HAZANAVICIUS: It was very difficult because the character doesn’t speak too much, which was the situation in 1967. I mean, he’s 20 years older. He’s that imposing Pygmalion, an imposing figure who’s superior. And she’s 19, 20, and in those days, women were not treated like they are today. So I couldn’t have her take part in the discussions because it was not true. It would be really anachronistic. So I had to find an actress with a face that would express a lot of things silently, and Stacy Martin was perfect. First of all, she’s awfully handsome and she has this vintage face, so I could shoot her as a pop object. She has no problem with nudity. So she was perfect for the role. I started the casting process for the character, and after one week, Berenice (Bejo, his wife and actress), who met her six months earlier - said, “Did you think about Stacy?” And I said, of course, you’re right, it’s obvious! She lives in London, so she came to Paris and I made her read for the part. I really think she’s amazing. She’s perfect for the part.
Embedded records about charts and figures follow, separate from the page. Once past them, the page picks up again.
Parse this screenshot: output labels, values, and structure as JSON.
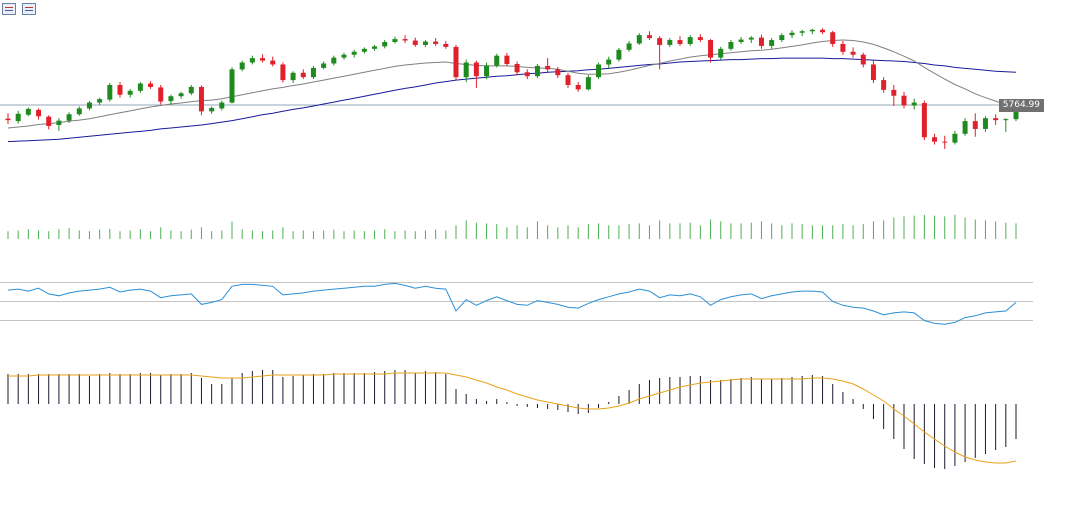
{
  "toolbar": {
    "icons": [
      "indicator-list-icon",
      "chart-properties-icon"
    ]
  },
  "last_price_label": "5764.99",
  "colors": {
    "bull": "#1f8a1f",
    "bear": "#e0202a",
    "ma_fast": "#808080",
    "ma_slow": "#1a1a9c",
    "volume": "#4caf50",
    "rsi": "#2b8fd6",
    "rsi_levels": "#b0b0b0",
    "macd_hist": "#1a1a2e",
    "macd_signal": "#e8a317",
    "price_line": "#6e8aa3"
  },
  "chart_data": [
    {
      "type": "candlestick",
      "panel": "price",
      "last_price": 5764.99,
      "ylim": [
        5550,
        5980
      ],
      "ohlc": [
        [
          5737,
          5748,
          5726,
          5734
        ],
        [
          5732,
          5753,
          5727,
          5747
        ],
        [
          5745,
          5760,
          5742,
          5757
        ],
        [
          5755,
          5758,
          5735,
          5742
        ],
        [
          5741,
          5744,
          5715,
          5722
        ],
        [
          5724,
          5738,
          5712,
          5733
        ],
        [
          5733,
          5750,
          5728,
          5746
        ],
        [
          5746,
          5762,
          5743,
          5758
        ],
        [
          5758,
          5773,
          5754,
          5770
        ],
        [
          5770,
          5780,
          5765,
          5777
        ],
        [
          5776,
          5810,
          5772,
          5806
        ],
        [
          5806,
          5812,
          5780,
          5786
        ],
        [
          5786,
          5798,
          5780,
          5794
        ],
        [
          5794,
          5812,
          5790,
          5809
        ],
        [
          5809,
          5814,
          5798,
          5802
        ],
        [
          5801,
          5806,
          5766,
          5772
        ],
        [
          5773,
          5786,
          5766,
          5783
        ],
        [
          5783,
          5792,
          5778,
          5789
        ],
        [
          5789,
          5806,
          5785,
          5802
        ],
        [
          5802,
          5805,
          5744,
          5752
        ],
        [
          5752,
          5762,
          5747,
          5759
        ],
        [
          5758,
          5774,
          5754,
          5770
        ],
        [
          5770,
          5842,
          5768,
          5838
        ],
        [
          5838,
          5856,
          5834,
          5852
        ],
        [
          5852,
          5866,
          5848,
          5861
        ],
        [
          5861,
          5869,
          5852,
          5856
        ],
        [
          5856,
          5864,
          5844,
          5848
        ],
        [
          5848,
          5852,
          5811,
          5816
        ],
        [
          5816,
          5834,
          5810,
          5831
        ],
        [
          5831,
          5838,
          5818,
          5822
        ],
        [
          5822,
          5845,
          5818,
          5841
        ],
        [
          5841,
          5854,
          5838,
          5850
        ],
        [
          5850,
          5866,
          5846,
          5862
        ],
        [
          5862,
          5872,
          5858,
          5868
        ],
        [
          5868,
          5878,
          5862,
          5874
        ],
        [
          5874,
          5883,
          5870,
          5880
        ],
        [
          5880,
          5888,
          5876,
          5885
        ],
        [
          5885,
          5898,
          5881,
          5894
        ],
        [
          5894,
          5905,
          5891,
          5900
        ],
        [
          5900,
          5908,
          5892,
          5897
        ],
        [
          5897,
          5903,
          5884,
          5888
        ],
        [
          5888,
          5898,
          5884,
          5895
        ],
        [
          5895,
          5902,
          5886,
          5890
        ],
        [
          5890,
          5896,
          5880,
          5884
        ],
        [
          5884,
          5888,
          5816,
          5822
        ],
        [
          5822,
          5858,
          5812,
          5852
        ],
        [
          5852,
          5856,
          5800,
          5824
        ],
        [
          5824,
          5852,
          5818,
          5846
        ],
        [
          5846,
          5870,
          5842,
          5866
        ],
        [
          5866,
          5872,
          5845,
          5849
        ],
        [
          5849,
          5854,
          5826,
          5832
        ],
        [
          5832,
          5838,
          5818,
          5824
        ],
        [
          5824,
          5849,
          5820,
          5845
        ],
        [
          5845,
          5861,
          5830,
          5838
        ],
        [
          5838,
          5843,
          5820,
          5826
        ],
        [
          5826,
          5831,
          5800,
          5806
        ],
        [
          5806,
          5812,
          5792,
          5797
        ],
        [
          5797,
          5826,
          5795,
          5822
        ],
        [
          5822,
          5852,
          5818,
          5848
        ],
        [
          5848,
          5864,
          5840,
          5858
        ],
        [
          5858,
          5882,
          5854,
          5878
        ],
        [
          5878,
          5896,
          5874,
          5891
        ],
        [
          5891,
          5912,
          5888,
          5908
        ],
        [
          5908,
          5916,
          5898,
          5902
        ],
        [
          5902,
          5906,
          5838,
          5888
        ],
        [
          5888,
          5902,
          5884,
          5898
        ],
        [
          5898,
          5906,
          5886,
          5890
        ],
        [
          5890,
          5908,
          5886,
          5904
        ],
        [
          5904,
          5910,
          5894,
          5898
        ],
        [
          5898,
          5900,
          5852,
          5862
        ],
        [
          5862,
          5884,
          5858,
          5880
        ],
        [
          5880,
          5898,
          5876,
          5894
        ],
        [
          5894,
          5904,
          5890,
          5899
        ],
        [
          5899,
          5906,
          5892,
          5903
        ],
        [
          5903,
          5909,
          5880,
          5886
        ],
        [
          5886,
          5902,
          5880,
          5898
        ],
        [
          5898,
          5912,
          5894,
          5908
        ],
        [
          5908,
          5918,
          5902,
          5913
        ],
        [
          5913,
          5919,
          5906,
          5916
        ],
        [
          5916,
          5921,
          5910,
          5919
        ],
        [
          5919,
          5922,
          5910,
          5914
        ],
        [
          5914,
          5917,
          5884,
          5890
        ],
        [
          5890,
          5896,
          5868,
          5874
        ],
        [
          5874,
          5883,
          5862,
          5868
        ],
        [
          5868,
          5872,
          5842,
          5848
        ],
        [
          5848,
          5856,
          5810,
          5816
        ],
        [
          5816,
          5822,
          5790,
          5796
        ],
        [
          5796,
          5806,
          5763,
          5784
        ],
        [
          5784,
          5792,
          5758,
          5764
        ],
        [
          5764,
          5778,
          5756,
          5770
        ],
        [
          5769,
          5774,
          5693,
          5699
        ],
        [
          5699,
          5706,
          5684,
          5690
        ],
        [
          5690,
          5702,
          5675,
          5688
        ],
        [
          5688,
          5712,
          5684,
          5706
        ],
        [
          5706,
          5738,
          5702,
          5732
        ],
        [
          5732,
          5748,
          5700,
          5716
        ],
        [
          5716,
          5742,
          5710,
          5738
        ],
        [
          5738,
          5746,
          5724,
          5734
        ],
        [
          5734,
          5738,
          5710,
          5736
        ],
        [
          5736,
          5768,
          5732,
          5764.99
        ]
      ],
      "ma_fast": [
        5718,
        5720,
        5722,
        5725,
        5727,
        5729,
        5732,
        5734,
        5737,
        5741,
        5745,
        5749,
        5753,
        5757,
        5761,
        5764,
        5767,
        5769,
        5772,
        5774,
        5775,
        5778,
        5782,
        5786,
        5790,
        5794,
        5798,
        5801,
        5805,
        5808,
        5812,
        5816,
        5820,
        5824,
        5828,
        5832,
        5836,
        5840,
        5844,
        5847,
        5849,
        5851,
        5852,
        5853,
        5850,
        5848,
        5846,
        5845,
        5845,
        5845,
        5844,
        5842,
        5841,
        5840,
        5838,
        5834,
        5830,
        5828,
        5828,
        5829,
        5832,
        5836,
        5841,
        5846,
        5850,
        5855,
        5859,
        5863,
        5866,
        5868,
        5870,
        5872,
        5874,
        5876,
        5877,
        5879,
        5882,
        5885,
        5888,
        5892,
        5895,
        5897,
        5898,
        5897,
        5894,
        5889,
        5882,
        5874,
        5865,
        5855,
        5842,
        5830,
        5818,
        5807,
        5798,
        5788,
        5780,
        5773,
        5766,
        5762
      ],
      "ma_slow": [
        5690,
        5691,
        5692,
        5693,
        5694,
        5695,
        5697,
        5699,
        5701,
        5703,
        5705,
        5707,
        5709,
        5711,
        5713,
        5716,
        5718,
        5720,
        5722,
        5724,
        5727,
        5730,
        5733,
        5737,
        5741,
        5745,
        5748,
        5752,
        5756,
        5759,
        5763,
        5767,
        5771,
        5775,
        5779,
        5783,
        5787,
        5791,
        5795,
        5799,
        5802,
        5806,
        5810,
        5813,
        5816,
        5818,
        5820,
        5822,
        5824,
        5825,
        5827,
        5829,
        5830,
        5832,
        5833,
        5834,
        5835,
        5837,
        5838,
        5840,
        5842,
        5844,
        5846,
        5848,
        5849,
        5851,
        5853,
        5854,
        5855,
        5856,
        5857,
        5858,
        5858,
        5859,
        5860,
        5860,
        5861,
        5861,
        5861,
        5861,
        5861,
        5860,
        5860,
        5859,
        5858,
        5857,
        5856,
        5855,
        5854,
        5852,
        5850,
        5847,
        5845,
        5842,
        5840,
        5838,
        5836,
        5834,
        5833,
        5832
      ]
    },
    {
      "type": "bar",
      "panel": "volume",
      "ylim": [
        0,
        100
      ],
      "values": [
        20,
        22,
        25,
        22,
        20,
        25,
        28,
        22,
        20,
        24,
        26,
        20,
        22,
        25,
        20,
        30,
        22,
        20,
        24,
        30,
        20,
        22,
        45,
        25,
        22,
        20,
        22,
        30,
        20,
        22,
        20,
        22,
        24,
        20,
        22,
        20,
        22,
        25,
        20,
        22,
        20,
        22,
        24,
        22,
        35,
        48,
        42,
        40,
        38,
        30,
        35,
        30,
        45,
        35,
        30,
        35,
        30,
        38,
        40,
        35,
        35,
        38,
        40,
        35,
        48,
        40,
        40,
        42,
        35,
        50,
        45,
        40,
        40,
        42,
        45,
        40,
        35,
        40,
        38,
        35,
        35,
        35,
        38,
        35,
        38,
        45,
        48,
        55,
        58,
        60,
        62,
        60,
        58,
        62,
        55,
        50,
        48,
        45,
        42,
        40
      ]
    },
    {
      "type": "line",
      "panel": "rsi",
      "ylim": [
        0,
        100
      ],
      "levels": [
        70,
        50,
        30
      ],
      "values": [
        62,
        63,
        61,
        64,
        58,
        56,
        59,
        61,
        62,
        63,
        65,
        60,
        62,
        63,
        61,
        54,
        56,
        57,
        58,
        47,
        49,
        52,
        66,
        68,
        68,
        67,
        66,
        57,
        58,
        59,
        61,
        62,
        63,
        64,
        65,
        66,
        66,
        68,
        69,
        67,
        64,
        66,
        64,
        63,
        40,
        52,
        46,
        51,
        55,
        51,
        47,
        46,
        51,
        49,
        47,
        44,
        43,
        48,
        52,
        55,
        58,
        60,
        63,
        61,
        54,
        57,
        56,
        58,
        55,
        46,
        52,
        55,
        57,
        58,
        53,
        56,
        58,
        60,
        61,
        61,
        60,
        50,
        46,
        44,
        43,
        40,
        36,
        38,
        39,
        38,
        30,
        27,
        26,
        28,
        33,
        35,
        38,
        39,
        40,
        49
      ]
    },
    {
      "type": "bar",
      "panel": "macd",
      "ylim": [
        -90,
        50
      ],
      "histogram": [
        30,
        30,
        30,
        30,
        30,
        30,
        30,
        30,
        28,
        30,
        31,
        30,
        30,
        31,
        31,
        29,
        30,
        30,
        31,
        26,
        20,
        20,
        26,
        31,
        33,
        34,
        34,
        27,
        28,
        29,
        30,
        30,
        31,
        31,
        31,
        31,
        32,
        33,
        34,
        34,
        31,
        33,
        32,
        30,
        15,
        10,
        5,
        3,
        5,
        2,
        -2,
        -3,
        -4,
        -5,
        -6,
        -8,
        -10,
        -9,
        -4,
        2,
        8,
        14,
        20,
        24,
        26,
        27,
        27,
        28,
        28,
        24,
        24,
        25,
        26,
        27,
        25,
        25,
        26,
        27,
        28,
        29,
        28,
        20,
        12,
        5,
        -5,
        -15,
        -25,
        -35,
        -45,
        -55,
        -60,
        -64,
        -65,
        -62,
        -58,
        -54,
        -50,
        -46,
        -43,
        -35
      ],
      "signal": [
        28,
        28,
        28,
        29,
        29,
        29,
        29,
        29,
        29,
        29,
        29,
        29,
        29,
        29,
        29,
        29,
        29,
        29,
        29,
        28,
        27,
        26,
        26,
        26,
        27,
        28,
        29,
        29,
        29,
        29,
        29,
        29,
        30,
        30,
        30,
        30,
        30,
        30,
        31,
        31,
        31,
        31,
        31,
        31,
        29,
        27,
        24,
        21,
        17,
        14,
        10,
        7,
        4,
        2,
        0,
        -2,
        -4,
        -5,
        -5,
        -4,
        -2,
        1,
        5,
        8,
        11,
        14,
        17,
        19,
        21,
        22,
        23,
        24,
        25,
        25,
        25,
        25,
        25,
        25,
        25,
        26,
        26,
        25,
        23,
        20,
        15,
        9,
        3,
        -5,
        -12,
        -20,
        -28,
        -35,
        -42,
        -48,
        -53,
        -56,
        -58,
        -59,
        -59,
        -57
      ]
    }
  ]
}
Have you met Godard, Bertolucci, the big directors we see in the movie?

HAZANAVICIUS: No, I didn’t feel I had to. Bertolucci, I met him once but from afar. We didn’t speak but I saw him - I didn’t meet him. Godard, I didn’t meet him either. Since the beginning, I’ve been talking about Godard, but in reality I’ve been asking about my Godard. I’m talking about the character and the movie, not the real one. I don’t know the real one. Nobody knows him. So I created my own Godard. But the Godard you saw is a combination of the real one and Wiazemsky’s one, my Godard, Louis Garrel’s Godard and your perception of all this interpretation of Godard. It’s not a documentary. I didn’t have to meet those people.

But are you an admirer of Godard?

HAZANAVICIUS: As a director, I have a deep, profound respect for him and how he created his own path and his own line. He really created his own language in cinema. As a political character, no, I do not admire him. And as a viewer, I really adore all the Sixties period and I respect but I don’t have any pleasure watching the movies made after that. Some of them, I like to watch, but it’s not my favorite.